Root Cause Analysis for Service Slowdown and Interruption
March 5, 2025
We sincerely apologize for the service issues on March 5th that affected some of our applications. We understand how much your institution relies on our services, and we regret any inconvenience this may have caused. Below, we’d like to provide details on what happened and the steps we are taking to prevent future occurrences.
At approximately 10:00am PST on March 5, 2025, we started receiving alarms indicating a rapid increase in the failure rate of students starting and completing the pre-exam steps in Respondus Monitor. However, everything appeared normal in the application servers in terms of processing requests, server load, memory usage, and thread and connection counts. Requests were serviced without errors and within our maximum target of 250ms response time.
But while all health checks within the AWS environment indicated the servers were healthy and operating normally, we began receiving alerts from monitoring services that run external to AWS showing elevated response times and intermittent failures.

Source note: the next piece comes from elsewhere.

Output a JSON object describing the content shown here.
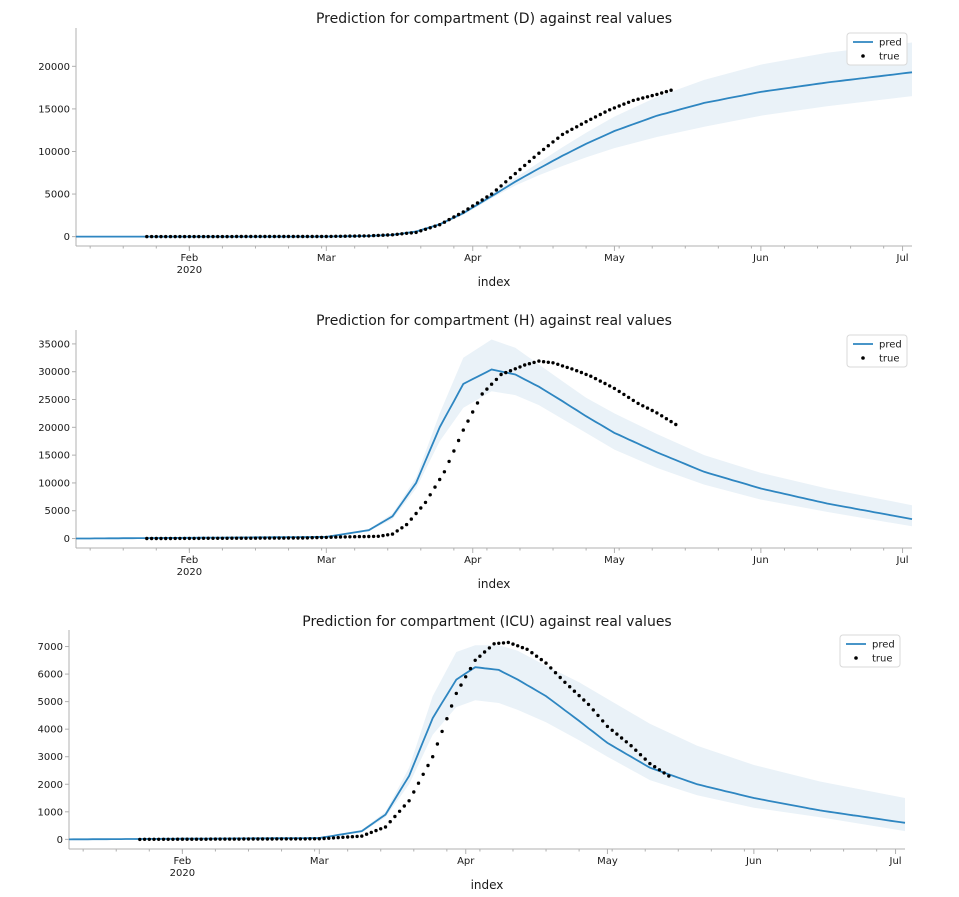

We then focused on the AWS load balancer service (ALB) which distributes incoming traffic to the application servers. This service is fully managed by AWS, and hence, we don’t have good insight into the health of the appliance, nor can we restart the nodes, etc. After examining the access logs for the load balancer, we saw a very high number of Error 460 entries, which according to the AWS documentation means:
"Client errors are generated when requests are malformed or incomplete. These requests were not received by the target, other than in the case where the load balancer returns an HTTP 460 error code. This count does not include any response codes generated by the targets."
Our initial thought was that a DDoS attack was flooding the load balancer with malformed packets. But this was quickly ruled out because the requests associated with the errors looked normal in the access logs. Additionally, our Global Accelerator endpoints are protected by AWS Shield, which should stop network layer attacks before they reach the load balancer. However, this explained why the application servers appeared to be operating normally – because a large percentage of requests were not reaching them.
Engineers at AWS said the 460 errors would also occur if the client (LockDown Browser) closes the connection before the load balancer sends the response. This seemed implausible because there hadn’t been recent updates to the client applications. Moreover, such an issue would emerge gradually – over days or weeks – based on how we introduce new releases. This event escalated in minutes.
Concurrently with our investigation, we performed two rolling restarts of the application servers which didn't result in much improvement. Given these symptoms, we suspected the issue might be with the load balancer service itself. We decided to terminate all application servers at once (to fully scale down the load balancer) and then launch new application servers (to scale up the load balancer, but on different nodes).
This had the immediate effect of restoring the service, and our initial theory was that the load balancer had gotten into a bad state. After further investigation, however, we determined the problem wasn’t with the load balancer. The root cause was that a bandwidth limit had been reached on the elastic network interfaces attached to the application server instances, resulting in a bottleneck that continued to grow in the early stages as failed requests were retried.
This service event primarily entailed slowdowns in request responses and intermittent failures. Once students entered an exam, this event would not have affected them until after the exam was submitted on the learning system. At that point, students may have experienced delays or failures as they attempted to exit the Respondus Monitor system. The only time there was a complete outage was when everything was shut down for a few minutes to restart the entire service.
We have since performed a detailed analysis of the event and have configured new alarms that trigger auto-scaling of application servers before the network bandwidth limit is reached. We have also increased the minimum number of application servers which will smooth the opening minutes of a massive autoscaling event.
Finally, we also want to note that the StudyMate Campus service was similarly affected during this event, as were users trying to start exams using the Chromebook version of LockDown Browser. In the latter case, the impact was due to how the Chromebook extension retrieves settings at startup.